Diese Koinzidenz von hochambitionierten, gigantomanen Technikprojekten und drastischen Folgen für die Umwelt bildet den Hintergrund, vor dem der in Hongkong lebende Philosoph Yuk Hui in seinem Essay "Die Frage nach der Technik in China" fragt, ob Chinas gegenwärtige Technikphilosophie und Naturdenken den Herausforderungen im Anthropozän gewachsen seien. Wenig überraschend ist, dass Hui seine eigene Frage verneint. Überraschend aber ist seine Begründung. Weil China den Blick auf seine eigene Technikgeschichte aktiv verweigere, stehe es hilflos vor den Zerstörungen, die die Folgen der rapiden Technisierung der letzten Jahre im Land selbst angerichtet haben.

Für Hui ist das nicht einfach nur die Folge einer rücksichtslosen Industrialisierung, wie sie überall auf der Welt zu finden ist, sondern Ausdruck eines Technologieverständnisses, das sich von dem des Westens grundlegend unterscheidet: "Technik in dem Sinne, wie wir sie heute verstehen - oder zumindest, wie sie von gewissen europäischen Philosophien definiert wird -, hat es in China nie gegeben", lautet eine seiner zentralen Thesen. Erst "während der letzten dreißig Jahre bildeten die Philosophien der Technologie Chinas eine lebhafte Reaktion auf die technologische Globalisierung und das chinesische Wirtschaftswachstum".

Was aber machte das Spezifische des chinesischen Technikdenkens aus, wenn es in der chinesischen Geschichte der Industrialisierung gar keine Rolle spielte?
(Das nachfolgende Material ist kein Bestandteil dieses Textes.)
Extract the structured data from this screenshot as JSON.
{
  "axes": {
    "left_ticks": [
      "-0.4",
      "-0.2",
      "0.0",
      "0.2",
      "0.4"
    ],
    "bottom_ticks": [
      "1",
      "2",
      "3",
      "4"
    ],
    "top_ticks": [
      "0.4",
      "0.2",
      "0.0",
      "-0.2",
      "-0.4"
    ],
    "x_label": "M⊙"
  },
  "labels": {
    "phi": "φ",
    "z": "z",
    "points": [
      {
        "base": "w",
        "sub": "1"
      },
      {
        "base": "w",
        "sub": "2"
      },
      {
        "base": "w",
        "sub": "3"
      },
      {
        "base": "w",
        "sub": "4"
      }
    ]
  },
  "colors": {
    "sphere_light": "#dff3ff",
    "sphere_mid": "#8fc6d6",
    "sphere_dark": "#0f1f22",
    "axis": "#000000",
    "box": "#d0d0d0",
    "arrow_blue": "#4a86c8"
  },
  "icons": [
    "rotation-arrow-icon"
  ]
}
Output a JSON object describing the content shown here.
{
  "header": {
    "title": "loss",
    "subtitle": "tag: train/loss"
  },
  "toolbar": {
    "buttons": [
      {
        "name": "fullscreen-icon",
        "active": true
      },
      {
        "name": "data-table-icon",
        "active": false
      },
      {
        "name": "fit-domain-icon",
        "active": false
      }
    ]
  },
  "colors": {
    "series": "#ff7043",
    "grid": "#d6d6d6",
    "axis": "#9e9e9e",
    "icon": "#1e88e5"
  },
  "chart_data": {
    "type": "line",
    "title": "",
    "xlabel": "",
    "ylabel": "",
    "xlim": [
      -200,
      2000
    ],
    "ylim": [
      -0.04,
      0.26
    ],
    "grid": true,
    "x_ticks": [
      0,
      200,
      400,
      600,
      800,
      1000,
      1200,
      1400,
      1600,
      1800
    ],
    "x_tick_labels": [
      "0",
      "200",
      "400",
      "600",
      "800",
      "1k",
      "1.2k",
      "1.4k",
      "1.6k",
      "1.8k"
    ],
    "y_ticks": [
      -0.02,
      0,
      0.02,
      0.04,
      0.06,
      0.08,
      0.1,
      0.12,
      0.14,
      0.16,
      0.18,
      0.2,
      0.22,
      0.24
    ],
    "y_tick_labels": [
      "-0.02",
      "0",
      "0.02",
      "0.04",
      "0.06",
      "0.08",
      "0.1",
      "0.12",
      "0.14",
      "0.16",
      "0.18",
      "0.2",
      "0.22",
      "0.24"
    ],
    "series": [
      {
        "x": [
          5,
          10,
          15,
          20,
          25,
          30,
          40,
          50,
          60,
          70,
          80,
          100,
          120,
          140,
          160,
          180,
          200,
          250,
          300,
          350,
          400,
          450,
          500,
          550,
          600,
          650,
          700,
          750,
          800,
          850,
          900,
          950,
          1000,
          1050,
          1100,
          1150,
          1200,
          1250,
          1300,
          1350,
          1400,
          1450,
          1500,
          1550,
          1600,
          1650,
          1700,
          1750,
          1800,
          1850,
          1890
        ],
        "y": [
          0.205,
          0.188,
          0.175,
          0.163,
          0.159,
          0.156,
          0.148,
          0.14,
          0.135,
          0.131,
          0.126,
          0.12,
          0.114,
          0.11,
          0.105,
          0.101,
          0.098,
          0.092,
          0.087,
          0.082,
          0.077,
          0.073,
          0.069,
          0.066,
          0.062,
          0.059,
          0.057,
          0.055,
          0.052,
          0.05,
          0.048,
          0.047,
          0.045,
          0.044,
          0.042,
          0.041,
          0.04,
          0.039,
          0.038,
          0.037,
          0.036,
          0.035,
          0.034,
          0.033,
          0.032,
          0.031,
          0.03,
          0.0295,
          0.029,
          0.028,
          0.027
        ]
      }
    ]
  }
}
Und könnte eine Neuinterpretation der Traditionen dazu beitragen, ein neues Technikverständnis zu entwickeln, das auch ein neues Verhältnis zur Natur, zum Leben beinhalten würde? Hui ist die Komplexität dieser Fragestellung bewusst. Er weiß, dass auch die frühe chinesische Geschichte keine von anderen Kulturen unbeeinflusste Geschichte war, und gibt eine entschiedene Antwort. Er postuliert, dass die Herrschaft über die Welt als Wille zur Macht in China "nicht in Erscheinung trat". Der Konflikt zwischen Technik und Natur, der in der westlichen Geschichte als Herrschaft des Menschen über die Natur zu lösen versucht wurde, spielte in China bis ins 19. Jahrhundert keine Rolle. Erst die unter dem Druck der Kolonialmächte, besonders der britischen, geführten Opiumkriege rückten Technik und Technologie als Problem in das Blickfeld. Es waren die Kolonialmächte, die in China Technologie als von Kosmologie und Moral unabhängigen Bereich etablierten.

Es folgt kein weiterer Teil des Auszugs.